Tagging will usually be done by Suppliers and Annotators on a row-by-row basis. Batch tagging of a selection of rows will also be possible.

# Centralized Storage

Our platform utilizes commercial cloud-hosting services for data storage to optimize data availability and manage costs effectively. To ensure low-latency access worldwide we will employ CDNs and Edge functions where necessary.

# Community governance

We want our community to be actual stakeholders in our platform.
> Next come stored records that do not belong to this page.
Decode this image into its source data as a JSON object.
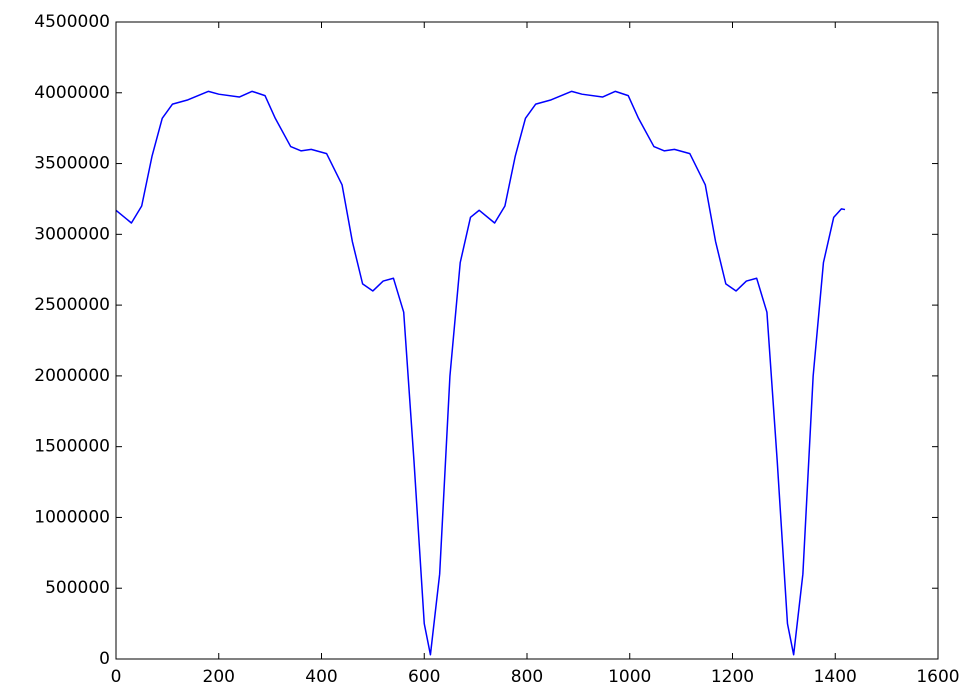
{
  "chart_data": {
    "type": "line",
    "x": [
      0,
      30,
      50,
      70,
      90,
      110,
      140,
      180,
      200,
      240,
      265,
      290,
      310,
      340,
      360,
      380,
      410,
      440,
      460,
      480,
      500,
      520,
      540,
      560,
      580,
      600,
      612,
      630,
      650,
      670,
      690,
      707,
      737,
      757,
      777,
      797,
      817,
      847,
      887,
      907,
      947,
      972,
      997,
      1017,
      1047,
      1067,
      1087,
      1117,
      1147,
      1167,
      1187,
      1207,
      1227,
      1247,
      1267,
      1287,
      1307,
      1319,
      1337,
      1357,
      1377,
      1397,
      1412,
      1419
    ],
    "series": [
      {
        "color": "#0000ff",
        "values": [
          3170000,
          3080000,
          3200000,
          3550000,
          3820000,
          3920000,
          3950000,
          4010000,
          3990000,
          3970000,
          4010000,
          3980000,
          3820000,
          3620000,
          3590000,
          3600000,
          3570000,
          3350000,
          2950000,
          2650000,
          2600000,
          2670000,
          2690000,
          2450000,
          1400000,
          250000,
          30000,
          600000,
          2000000,
          2800000,
          3120000,
          3170000,
          3080000,
          3200000,
          3550000,
          3820000,
          3920000,
          3950000,
          4010000,
          3990000,
          3970000,
          4010000,
          3980000,
          3820000,
          3620000,
          3590000,
          3600000,
          3570000,
          3350000,
          2950000,
          2650000,
          2600000,
          2670000,
          2690000,
          2450000,
          1400000,
          250000,
          30000,
          600000,
          2000000,
          2800000,
          3120000,
          3180000,
          3175000
        ]
      }
    ],
    "xlim": [
      0,
      1600
    ],
    "xticks": [
      0,
      200,
      400,
      600,
      800,
      1000,
      1200,
      1400,
      1600
    ],
    "ylim": [
      0,
      4500000
    ],
    "yticks": [
      0,
      500000,
      1000000,
      1500000,
      2000000,
      2500000,
      3000000,
      3500000,
      4000000,
      4500000
    ],
    "grid": false
  }
}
With this in mind, we aim to introduce our community cryptocurrency token - HAD - as both a means of rewarding engagement with our platform and providing a voice for community members in shaping the future of the platform and ecosystem.

HAD is minted on Ethereum, a blockchain network that uses an environmentally friendly proof-of-stake consensus algorithm and is secured by $40 billion+ of distributed capital.

# Staking

Holders of our HAD community token can “lock” some or all of their HAD balance within the platform in the form of “staking”. Doing this increases the scarcity of HAD and is ultimately beneficial to our community. As a reward for staking, holders will obtain:

  • Discounts on the fees charged by the platform to Data Consumers.
  • Discounts on the fees taken by the platform from the earnings of Data Suppliers.

We also plan to investigate whether it is legally possible for us to distribute platform profits to stakers.

# Treasury

All platform earnings contribute to the platform's treasury, which is partially under community governance.

Additionally, all HAD earned by other stakeholders and platform contributors will be paid out from the treasury. The treasury also receives all HAD paid in by platform contributors. We aim to be self-sustaining over time.

# Distribution

HAD tokens will initially only be available through engagement with the platform. We will detail the tokenomics of our token in the near future.